Landwirtschaft Obstbauern melden weniger Frostschäden als 2024

Die Frostschäden in deutschen Obstplantagen bleiben in diesem Jahr überschaubar. Die Knospen sind noch in einem widerstandsfähigeren Stadium als im Vorjahr. Pfirsiche und Aprikosen haben zwar gelitten, bei wichtigeren Obstsorten wie Äpfeln ist das Ausmaß aber noch unklar.

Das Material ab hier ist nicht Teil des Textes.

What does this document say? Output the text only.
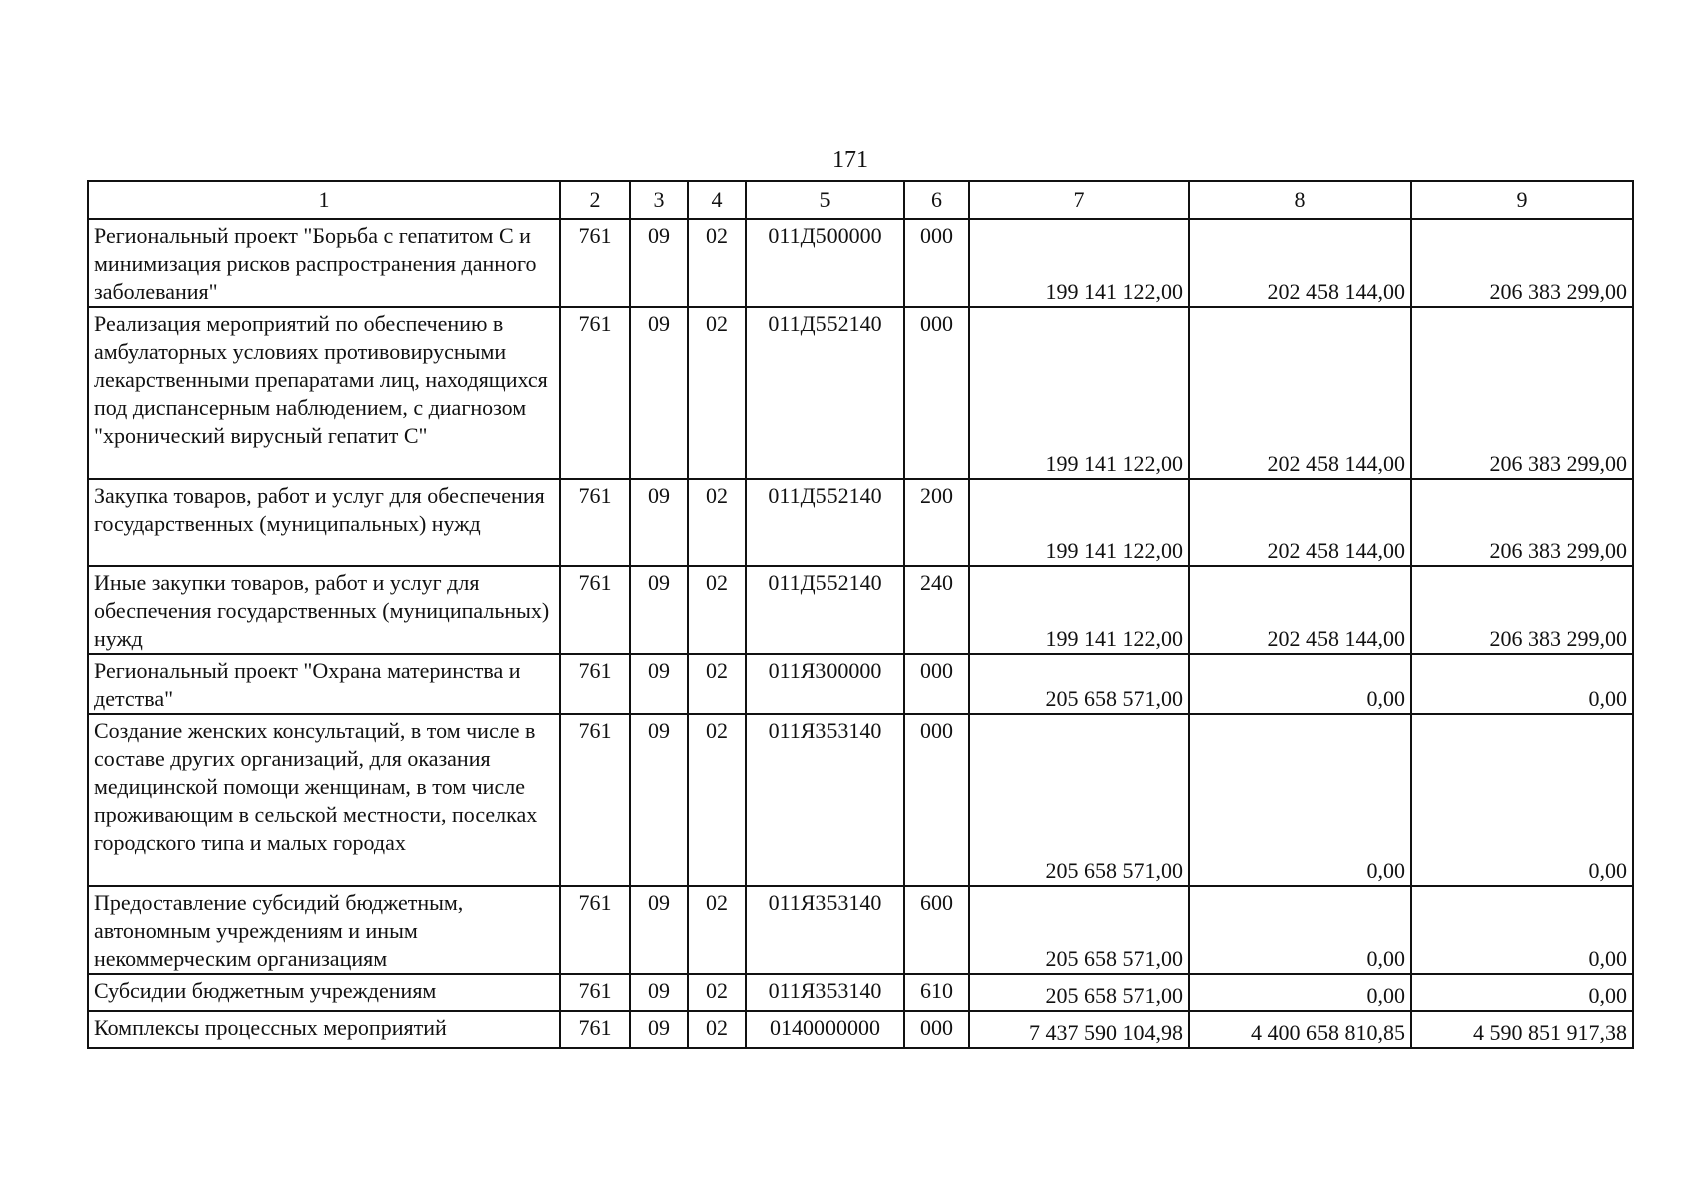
171
1	2	3	4	5	6	7	8	9
Региональный проект "Борьба с гепатитом С и минимизация рисков распространения данного заболевания"	761	09	02	011Д500000	000	199 141 122,00	202 458 144,00	206 383 299,00
Реализация мероприятий по обеспечению в амбулаторных условиях противовирусными лекарственными препаратами лиц, находящихся под диспансерным наблюдением, с диагнозом "хронический вирусный гепатит С"	761	09	02	011Д552140	000	199 141 122,00	202 458 144,00	206 383 299,00
Закупка товаров, работ и услуг для обеспечения государственных (муниципальных) нужд	761	09	02	011Д552140	200	199 141 122,00	202 458 144,00	206 383 299,00
Иные закупки товаров, работ и услуг для обеспечения государственных (муниципальных) нужд	761	09	02	011Д552140	240	199 141 122,00	202 458 144,00	206 383 299,00
Региональный проект "Охрана материнства и детства"	761	09	02	011Я300000	000	205 658 571,00	0,00	0,00
Создание женских консультаций, в том числе в составе других организаций, для оказания медицинской помощи женщинам, в том числе проживающим в сельской местности, поселках городского типа и малых городах	761	09	02	011Я353140	000	205 658 571,00	0,00	0,00
Предоставление субсидий бюджетным, автономным учреждениям и иным некоммерческим организациям	761	09	02	011Я353140	600	205 658 571,00	0,00	0,00
Субсидии бюджетным учреждениям	761	09	02	011Я353140	610	205 658 571,00	0,00	0,00
Комплексы процессных мероприятий	761	09	02	0140000000	000	7 437 590 104,98	4 400 658 810,85	4 590 851 917,38
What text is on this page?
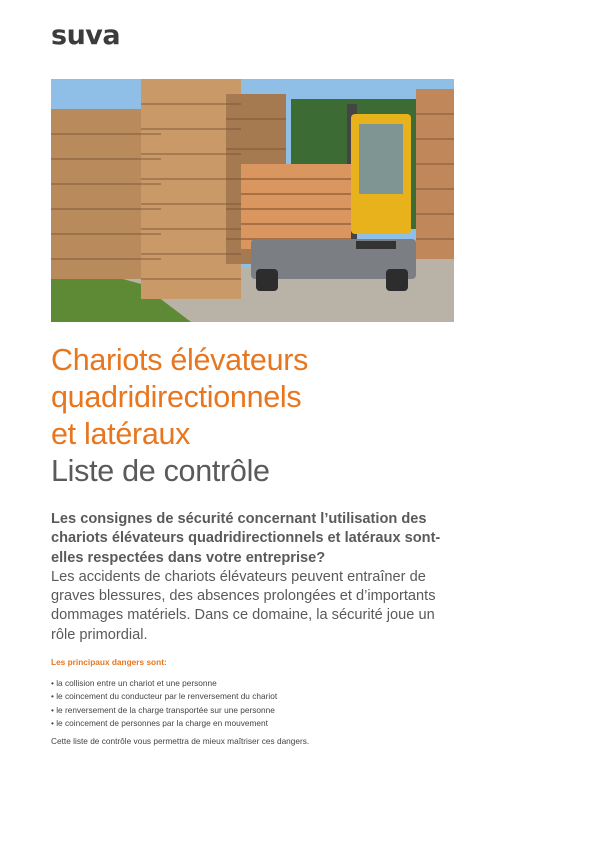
suva
Chariots élévateurs
quadridirectionnels
et latéraux
Liste de contrôle
Les consignes de sécurité concernant l’utilisation des chariots élévateurs quadridirectionnels et latéraux sont-elles respectées dans votre entreprise?
Les accidents de chariots élévateurs peuvent entraîner de graves blessures, des absences prolongées et d’importants dommages matériels. Dans ce domaine, la sécurité joue un rôle primordial.
Les principaux dangers sont:
• la collision entre un chariot et une personne
• le coincement du conducteur par le renversement du chariot
• le renversement de la charge transportée sur une personne
• le coincement de personnes par la charge en mouvement
Cette liste de contrôle vous permettra de mieux maîtriser ces dangers.
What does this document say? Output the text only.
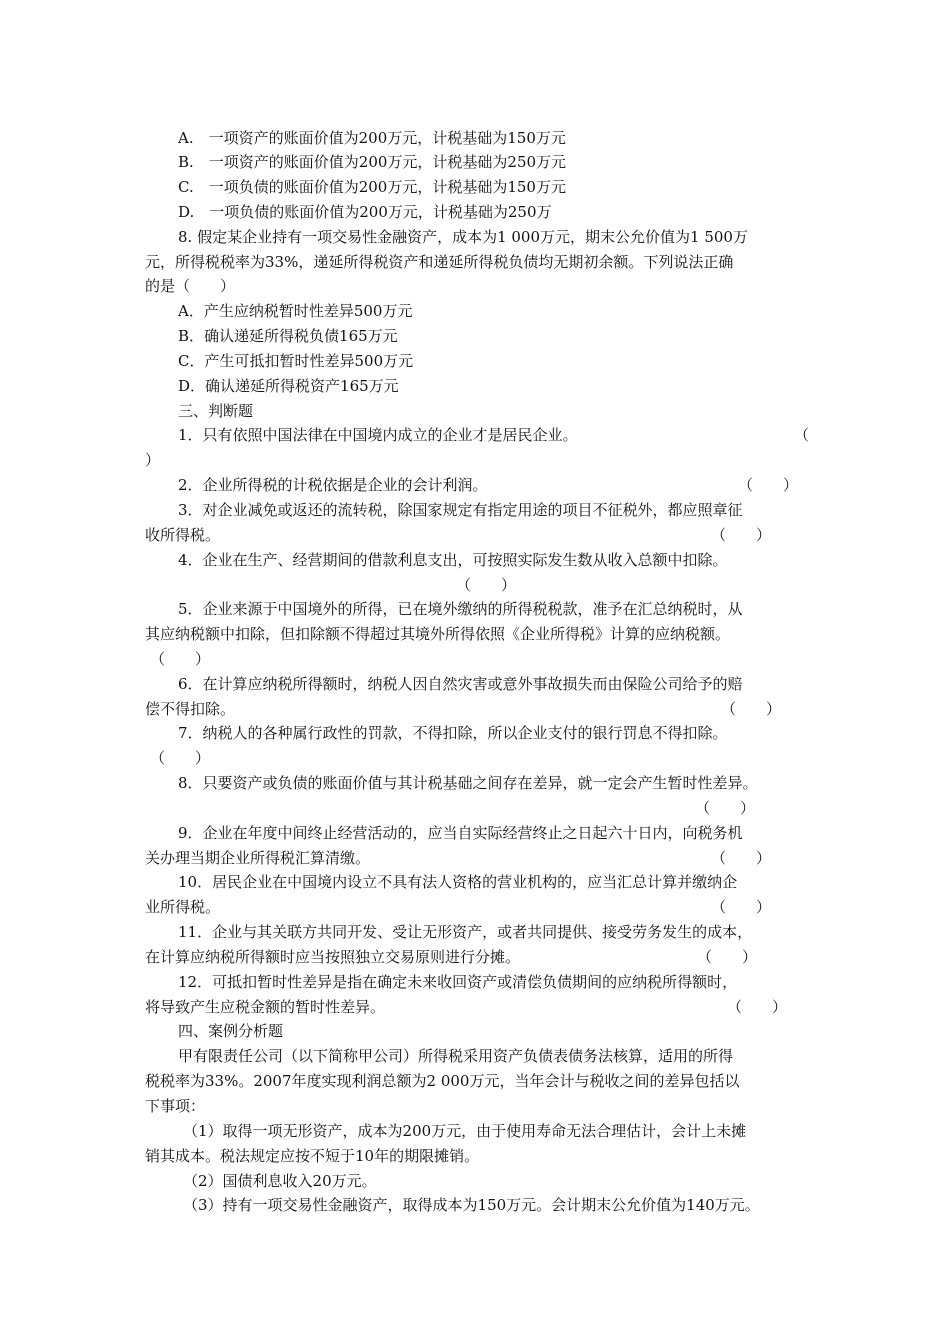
A.　一项资产的账面价值为200万元，计税基础为150万元
B.　一项资产的账面价值为200万元，计税基础为250万元
C.　一项负债的账面价值为200万元，计税基础为150万元
D.　一项负债的账面价值为200万元，计税基础为250万
8. 假定某企业持有一项交易性金融资产，成本为1 000万元，期末公允价值为1 500万
元，所得税税率为33%，递延所得税资产和递延所得税负债均无期初余额。下列说法正确
的是（　　）
A．产生应纳税暂时性差异500万元
B．确认递延所得税负债165万元
C．产生可抵扣暂时性差异500万元
D．确认递延所得税资产165万元
三、判断题
1．只有依照中国法律在中国境内成立的企业才是居民企业。	（
）
2．企业所得税的计税依据是企业的会计利润。	（　　）
3．对企业减免或返还的流转税，除国家规定有指定用途的项目不征税外，都应照章征
收所得税。	（　　）
4．企业在生产、经营期间的借款利息支出，可按照实际发生数从收入总额中扣除。
（　　）
5．企业来源于中国境外的所得，已在境外缴纳的所得税税款，准予在汇总纳税时，从
其应纳税额中扣除，但扣除额不得超过其境外所得依照《企业所得税》计算的应纳税额。
（　　）
6．在计算应纳税所得额时，纳税人因自然灾害或意外事故损失而由保险公司给予的赔
偿不得扣除。	（　　）
7．纳税人的各种属行政性的罚款，不得扣除，所以企业支付的银行罚息不得扣除。
（　　）
8．只要资产或负债的账面价值与其计税基础之间存在差异，就一定会产生暂时性差异。
（　　）
9．企业在年度中间终止经营活动的，应当自实际经营终止之日起六十日内，向税务机
关办理当期企业所得税汇算清缴。	（　　）
10．居民企业在中国境内设立不具有法人资格的营业机构的，应当汇总计算并缴纳企
业所得税。	（　　）
11．企业与其关联方共同开发、受让无形资产，或者共同提供、接受劳务发生的成本，
在计算应纳税所得额时应当按照独立交易原则进行分摊。	（　　）
12．可抵扣暂时性差异是指在确定未来收回资产或清偿负债期间的应纳税所得额时，
将导致产生应税金额的暂时性差异。	（　　）
四、案例分析题
甲有限责任公司（以下简称甲公司）所得税采用资产负债表债务法核算，适用的所得
税税率为33%。2007年度实现利润总额为2 000万元，当年会计与税收之间的差异包括以
下事项：
（1）取得一项无形资产，成本为200万元，由于使用寿命无法合理估计，会计上未摊
销其成本。税法规定应按不短于10年的期限摊销。
（2）国债利息收入20万元。
（3）持有一项交易性金融资产，取得成本为150万元。会计期末公允价值为140万元。
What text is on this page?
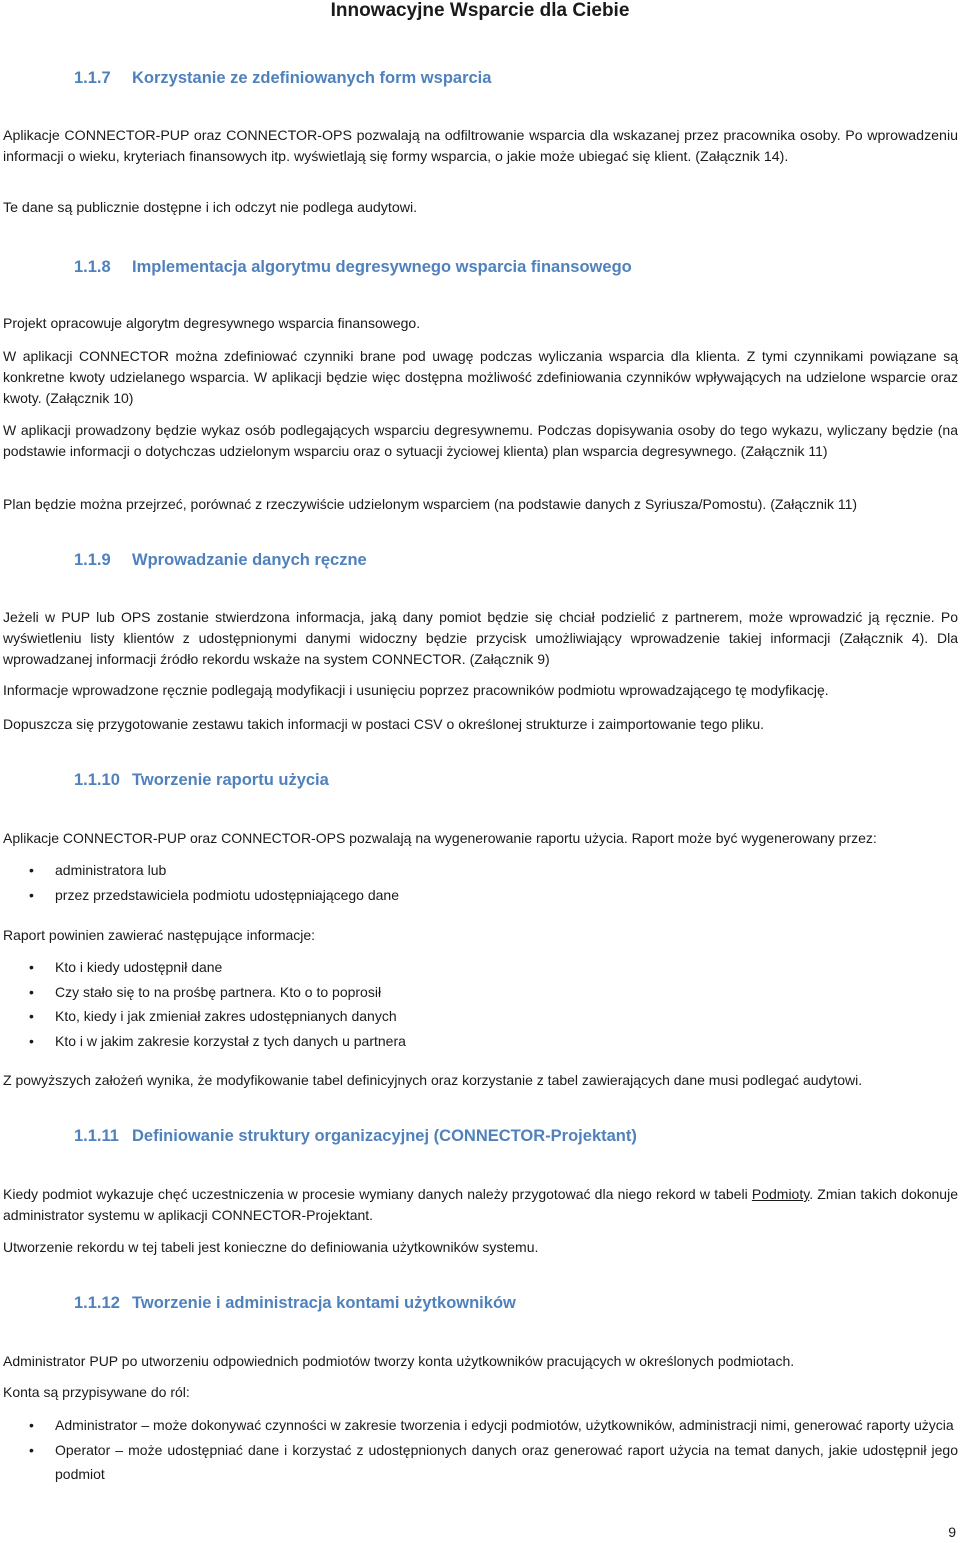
Innowacyjne Wsparcie dla Ciebie
1.1.7 Korzystanie ze zdefiniowanych form wsparcia

Aplikacje CONNECTOR-PUP oraz CONNECTOR-OPS pozwalają na odfiltrowanie wsparcia dla wskazanej przez pracownika osoby. Po wprowadzeniu informacji o wieku, kryteriach finansowych itp. wyświetlają się formy wsparcia, o jakie może ubiegać się klient. (Załącznik 14).

Te dane są publicznie dostępne i ich odczyt nie podlega audytowi.

1.1.8 Implementacja algorytmu degresywnego wsparcia finansowego

Projekt opracowuje algorytm degresywnego wsparcia finansowego.

W aplikacji CONNECTOR można zdefiniować czynniki brane pod uwagę podczas wyliczania wsparcia dla klienta. Z tymi czynnikami powiązane są konkretne kwoty udzielanego wsparcia. W aplikacji będzie więc dostępna możliwość zdefiniowania czynników wpływających na udzielone wsparcie oraz kwoty. (Załącznik 10)

W aplikacji prowadzony będzie wykaz osób podlegających wsparciu degresywnemu. Podczas dopisywania osoby do tego wykazu, wyliczany będzie (na podstawie informacji o dotychczas udzielonym wsparciu oraz o sytuacji życiowej klienta) plan wsparcia degresywnego. (Załącznik 11)

Plan będzie można przejrzeć, porównać z rzeczywiście udzielonym wsparciem (na podstawie danych z Syriusza/Pomostu). (Załącznik 11)

1.1.9 Wprowadzanie danych ręczne

Jeżeli w PUP lub OPS zostanie stwierdzona informacja, jaką dany pomiot będzie się chciał podzielić z partnerem, może wprowadzić ją ręcznie. Po wyświetleniu listy klientów z udostępnionymi danymi widoczny będzie przycisk umożliwiający wprowadzenie takiej informacji (Załącznik 4). Dla wprowadzanej informacji źródło rekordu wskaże na system CONNECTOR. (Załącznik 9)

Informacje wprowadzone ręcznie podlegają modyfikacji i usunięciu poprzez pracowników podmiotu wprowadzającego tę modyfikację.

Dopuszcza się przygotowanie zestawu takich informacji w postaci CSV o określonej strukturze i zaimportowanie tego pliku.

1.1.10 Tworzenie raportu użycia

Aplikacje CONNECTOR-PUP oraz CONNECTOR-OPS pozwalają na wygenerowanie raportu użycia. Raport może być wygenerowany przez:

• administratora lub
• przez przedstawiciela podmiotu udostępniającego dane

Raport powinien zawierać następujące informacje:

• Kto i kiedy udostępnił dane
• Czy stało się to na prośbę partnera. Kto o to poprosił
• Kto, kiedy i jak zmieniał zakres udostępnianych danych
• Kto i w jakim zakresie korzystał z tych danych u partnera

Z powyższych założeń wynika, że modyfikowanie tabel definicyjnych oraz korzystanie z tabel zawierających dane musi podlegać audytowi.

1.1.11 Definiowanie struktury organizacyjnej (CONNECTOR-Projektant)

Kiedy podmiot wykazuje chęć uczestniczenia w procesie wymiany danych należy przygotować dla niego rekord w tabeli Podmioty. Zmian takich dokonuje administrator systemu w aplikacji CONNECTOR-Projektant.

Utworzenie rekordu w tej tabeli jest konieczne do definiowania użytkowników systemu.

1.1.12 Tworzenie i administracja kontami użytkowników

Administrator PUP po utworzeniu odpowiednich podmiotów tworzy konta użytkowników pracujących w określonych podmiotach.

Konta są przypisywane do ról:

• Administrator – może dokonywać czynności w zakresie tworzenia i edycji podmiotów, użytkowników, administracji nimi, generować raporty użycia
• Operator – może udostępniać dane i korzystać z udostępnionych danych oraz generować raport użycia na temat danych, jakie udostępnił jego podmiot
9
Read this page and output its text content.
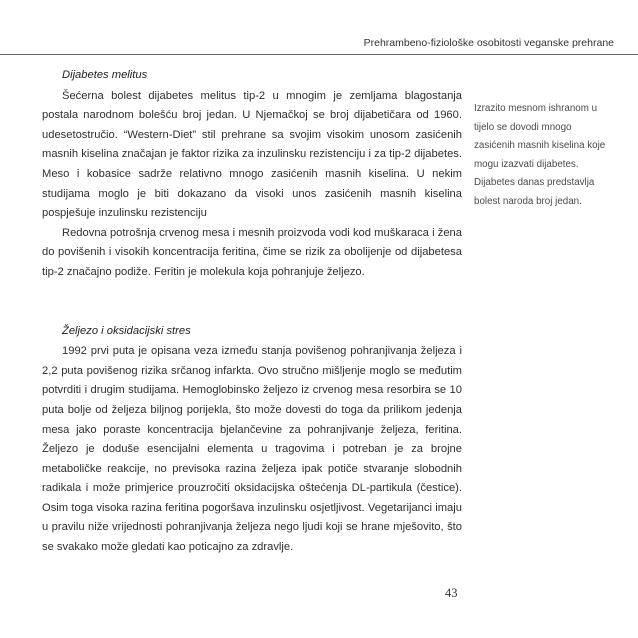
Prehrambeno-fiziološke osobitosti veganske prehrane
Dijabetes melitus

Šećerna bolest dijabetes melitus tip-2 u mnogim je zemljama blagostanja postala narodnom bolešću broj jedan. U Njemačkoj se broj dijabetičara od 1960. udesetostručio. “Western-Diet” stil prehrane sa svojim visokim unosom zasićenih masnih kiselina značajan je faktor rizika za inzulinsku rezistenciju i za tip-2 dijabetes. Meso i kobasice sadrže relativno mnogo zasićenih masnih kiselina. U nekim studijama moglo je biti dokazano da visoki unos zasićenih masnih kiselina pospješuje inzulinsku rezistenciju

Redovna potrošnja crvenog mesa i mesnih proizvoda vodi kod muškaraca i žena do povišenih i visokih koncentracija feritina, čime se rizik za obolijenje od dijabetesa tip-2 značajno podiže. Feritin je molekula koja pohranjuje željezo.

Željezo i oksidacijski stres

1992 prvi puta je opisana veza između stanja povišenog pohranjivanja željeza i 2,2 puta povišenog rizika srčanog infarkta. Ovo stručno mišljenje moglo se međutim potvrditi i drugim studijama. Hemoglobinsko željezo iz crvenog mesa resorbira se 10 puta bolje od željeza biljnog porijekla, što može dovesti do toga da prilikom jedenja mesa jako poraste koncentracija bjelančevine za pohranjivanje željeza, feritina. Željezo je doduše esencijalni elementa u tragovima i potreban je za brojne metaboličke reakcije, no previsoka razina željeza ipak potiče stvaranje slobodnih radikala i može primjerice prouzročiti oksidacijska oštećenja DL-partikula (čestice). Osim toga visoka razina feritina pogoršava inzulinsku osjetljivost. Vegetarijanci imaju u pravilu niže vrijednosti pohranjivanja željeza nego ljudi koji se hrane mješovito, što se svakako može gledati kao poticajno za zdravlje.

Izrazito mesnom ishranom u tijelo se dovodi mnogo zasićenih masnih kiselina koje mogu izazvati dijabetes. Dijabetes danas predstavlja bolest naroda broj jedan.
43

Montag, 07. April 2025, 14:01 Uhr
Theresa Kalmer (mit dpa)
Im April 2024 richtete Frost große Schäden auf den Obstplantagen in Deutschland an. Der erste Aprilfrost verlief vergleichsweise glimpflich – auch weil er früher kam als im vergangenen Jahr. Bildquelle: Getty Images, LZH, Obst vom Bodensee, Pfalzmarkt eG, Bundesfachgruppe Obstbau

Die Frostschäden in deutschen Obstplantagen fallen in diesem Jahr geringer aus als 2024. Die Knospen befinden sich derzeit noch in einem Stadium, in dem sie Kälte besser vertragen, teilte die Fachgruppe Obstbau mit.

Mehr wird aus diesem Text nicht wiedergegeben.